Pot holes and trash are a common concern among patrons of the Mitchell-Linden Pathmark.
slideshow
After roughly a decade of complaints from residents and patrons, the parking lot of the Mitchell-Linden Pathmark at 31-06 Farrington St. continues to be a hazardous eyesore according to State Senator Tony Avella, who hosted a press conference about the issue last Friday.

“The owners of the Plaza make a lot of money from the many businesses that are here, but they have yet to put some of that money back into improving the infrastructure,” Avella said. “The potholes, street collapses, uneven patchwork, litter and grease stains must be addressed.

“I am calling on all of the owners to come together with members of the community to finally resolve this situation,” he added. “It’s hazardous, unsafe and unsanitary.”

About a decade ago, Mitchell-Linden Civic Association President Arlene Fleishman was severely injured when she stepped into what she thought was a minor puddle, but turned out to be a deep pot hole in the parking lot.

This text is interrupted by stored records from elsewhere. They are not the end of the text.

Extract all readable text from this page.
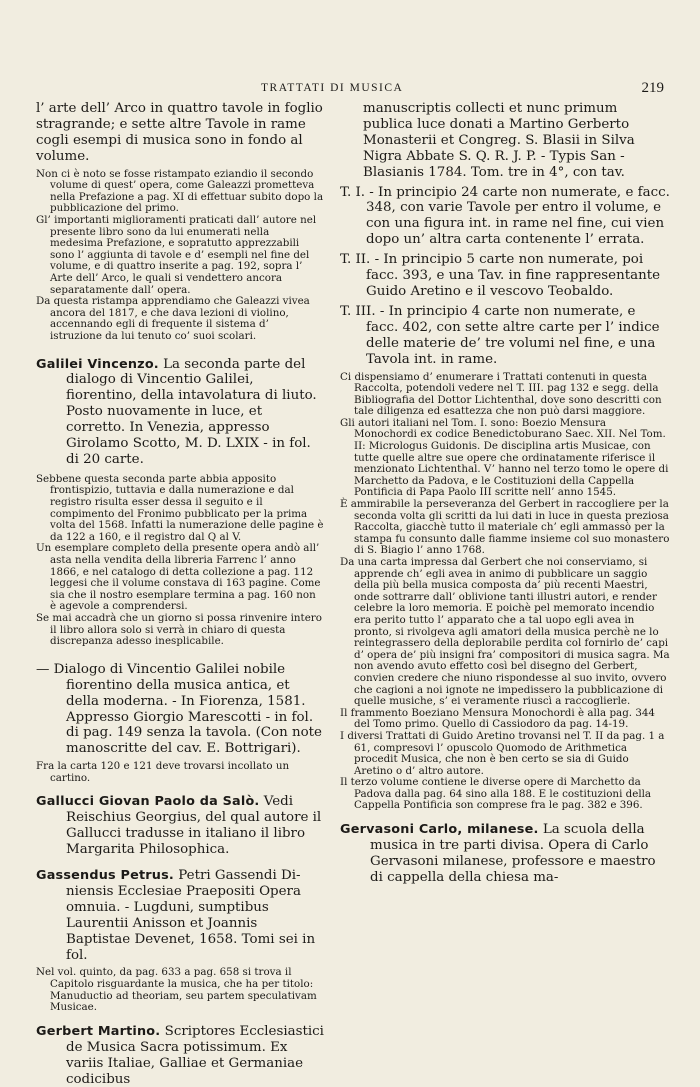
TRATTATI DI MUSICA	219
l’ arte dell’ Arco in quattro tavole in foglio stragrande; e sette altre Tavole in rame cogli esempi di musica sono in fondo al volume.
Non ci è noto se fosse ristampato eziandio il secondo volume di quest’ opera, come Galeazzi prometteva nella Prefazione a pag. XI di effettuar subito dopo la pubblicazione del primo.
Gl’ importanti miglioramenti praticati dall’ autore nel presente libro sono da lui enumerati nella medesima Prefazione, e sopratutto apprezzabili sono l’ aggiunta di tavole e d’ esempli nel fine del volume, e di quattro inserite a pag. 192, sopra l’ Arte dell’ Arco, le quali si vendettero ancora separatamente dall’ opera.
Da questa ristampa apprendiamo che Galeazzi vivea ancora del 1817, e che dava lezioni di violino, accennando egli di frequente il sistema d’ istruzione da lui tenuto co’ suoi scolari.
Galilei Vincenzo. La seconda parte del dialogo di Vincentio Galilei, fiorentino, della intavolatura di liuto. Posto nuovamente in luce, et corretto. In Venezia, appresso Girolamo Scotto, M. D. LXIX - in fol. di 20 carte.
Sebbene questa seconda parte abbia apposito frontispizio, tuttavia e dalla numerazione e dal registro risulta esser dessa il seguito e il compimento del Fronimo pubblicato per la prima volta del 1568. Infatti la numerazione delle pagine è da 122 a 160, e il registro dal Q al V.
Un esemplare completo della presente opera andò all’ asta nella vendita della libreria Farrenc l’ anno 1866, e nel catalogo di detta collezione a pag. 112 leggesi che il volume constava di 163 pagine. Come sia che il nostro esemplare termina a pag. 160 non è agevole a comprendersi.
Se mai accadrà che un giorno si possa rinvenire intero il libro allora solo si verrà in chiaro di questa discrepanza adesso inesplicabile.
— Dialogo di Vincentio Galilei nobile fiorentino della musica antica, et della moderna. - In Fiorenza, 1581. Appresso Giorgio Marescotti - in fol. di pag. 149 senza la tavola. (Con note manoscritte del cav. E. Bottrigari).
Fra la carta 120 e 121 deve trovarsi incollato un cartino.
Gallucci Giovan Paolo da Salò. Vedi Reischius Georgius, del qual autore il Gallucci tradusse in italiano il libro Margarita Philosophica.
Gassendus Petrus. Petri Gassendi Di- niensis Ecclesiae Praepositi Opera omnuia. - Lugduni, sumptibus Laurentii Anisson et Joannis Baptistae Devenet, 1658. Tomi sei in fol.
Nel vol. quinto, da pag. 633 a pag. 658 si trova il Capitolo risguardante la musica, che ha per titolo: Manuductio ad theoriam, seu partem speculativam Musicae.
Gerbert Martino. Scriptores Ecclesiastici de Musica Sacra potissimum. Ex variis Italiae, Galliae et Germaniae codicibus
manuscriptis collecti et nunc primum publica luce donati a Martino Gerberto Monasterii et Congreg. S. Blasii in Silva Nigra Abbate S. Q. R. J. P. - Typis San - Blasianis 1784. Tom. tre in 4°, con tav.
T. I. - In principio 24 carte non numerate, e facc. 348, con varie Tavole per entro il volume, e con una figura int. in rame nel fine, cui vien dopo un’ altra carta contenente l’ errata.
T. II. - In principio 5 carte non numerate, poi facc. 393, e una Tav. in fine rappresentante Guido Aretino e il vescovo Teobaldo.
T. III. - In principio 4 carte non numerate, e facc. 402, con sette altre carte per l’ indice delle materie de’ tre volumi nel fine, e una Tavola int. in rame.
Ci dispensiamo d’ enumerare i Trattati contenuti in questa Raccolta, potendoli vedere nel T. III. pag 132 e segg. della Bibliografia del Dottor Lichtenthal, dove sono descritti con tale diligenza ed esattezza che non può darsi maggiore.
Gli autori italiani nel Tom. I. sono: Boezio Mensura Monochordi ex codice Benedictoburano Saec. XII. Nel Tom. II: Micrologus Guidonis. De disciplina artis Musicae, con tutte quelle altre sue opere che ordinatamente riferisce il menzionato Lichtenthal. V’ hanno nel terzo tomo le opere di Marchetto da Padova, e le Costituzioni della Cappella Pontificia di Papa Paolo III scritte nell’ anno 1545.
È ammirabile la perseveranza del Gerbert in raccogliere per la seconda volta gli scritti da lui dati in luce in questa preziosa Raccolta, giacchè tutto il materiale ch’ egli ammassò per la stampa fu consunto dalle fiamme insieme col suo monastero di S. Biagio l’ anno 1768.
Da una carta impressa dal Gerbert che noi conserviamo, si apprende ch’ egli avea in animo di pubblicare un saggio della più bella musica composta da’ più recenti Maestri, onde sottrarre dall’ oblivione tanti illustri autori, e render celebre la loro memoria. E poichè pel memorato incendio era perito tutto l’ apparato che a tal uopo egli avea in pronto, si rivolgeva agli amatori della musica perchè ne lo reintegrassero della deplorabile perdita col fornirlo de’ capi d’ opera de’ più insigni fra’ compositori di musica sagra. Ma non avendo avuto effetto così bel disegno del Gerbert, convien credere che niuno rispondesse al suo invito, ovvero che cagioni a noi ignote ne impedissero la pubblicazione di quelle musiche, s’ ei veramente riuscì a raccoglierle.
Il frammento Boeziano Mensura Monochordi è alla pag. 344 del Tomo primo. Quello di Cassiodoro da pag. 14-19.
I diversi Trattati di Guido Aretino trovansi nel T. II da pag. 1 a 61, compresovi l’ opuscolo Quomodo de Arithmetica procedit Musica, che non è ben certo se sia di Guido Aretino o d’ altro autore.
Il terzo volume contiene le diverse opere di Marchetto da Padova dalla pag. 64 sino alla 188. E le costituzioni della Cappella Pontificia son comprese fra le pag. 382 e 396.
Gervasoni Carlo, milanese. La scuola della musica in tre parti divisa. Opera di Carlo Gervasoni milanese, professore e maestro di cappella della chiesa ma-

For the past six years, she has been fighting vigorously for improvements.

“I thought I stepped into a puddle but it was a hole,” Fleishman said. “I had to wear a brace on one foot and a shoe on the other for six weeks.”

After her injury, Fleishman successfully sued Pathmark and began her campaign to see through improvements to the lot.

One construction boss who uses the parking lot as a mobile command center for his workers in the area said he was happy to see someone photographing the detritus in the lot. He pointed to a pile of trash next to his truck and said that while he makes sure his workers don't dump, he's seen local police officers, who also use the lot as a stopover, adding to the piles on their lunch breaks.

Several other Pathmark patrons commented on the pothole problem following Avella's press conference.

Avella said that he inherited the Pathmark Plaza in a 2012 redistricting, and it has been an uphill battle since that time to try and get in touch with the five owners of the property, only one of which has to date agreed to sit down and talk about issues with the parking lot.

Beyond trash and potholes, a major concern is the volume of truck traffic using the parking lot as a layover, and as a result, says Fleishman, “You can't see where you're going when you're backing up or coming out of your spot.”

“I have suggested numerous times that they designated one area for truckers,” she said. “They haven't done it.”

She also reported having to call the police on multiple occasions to confront prostitutes who walk the lot.

Rufus Owens, who has been living in the neighborhood for 46 years, while supportive of the Pathmark's role in the community, was critical of the conditions.

“We need this store in the area and they do a good job, but they need to help build a better road [surface],” Owens said. “You walk out here and you might get killed. I've seen so many accidents.”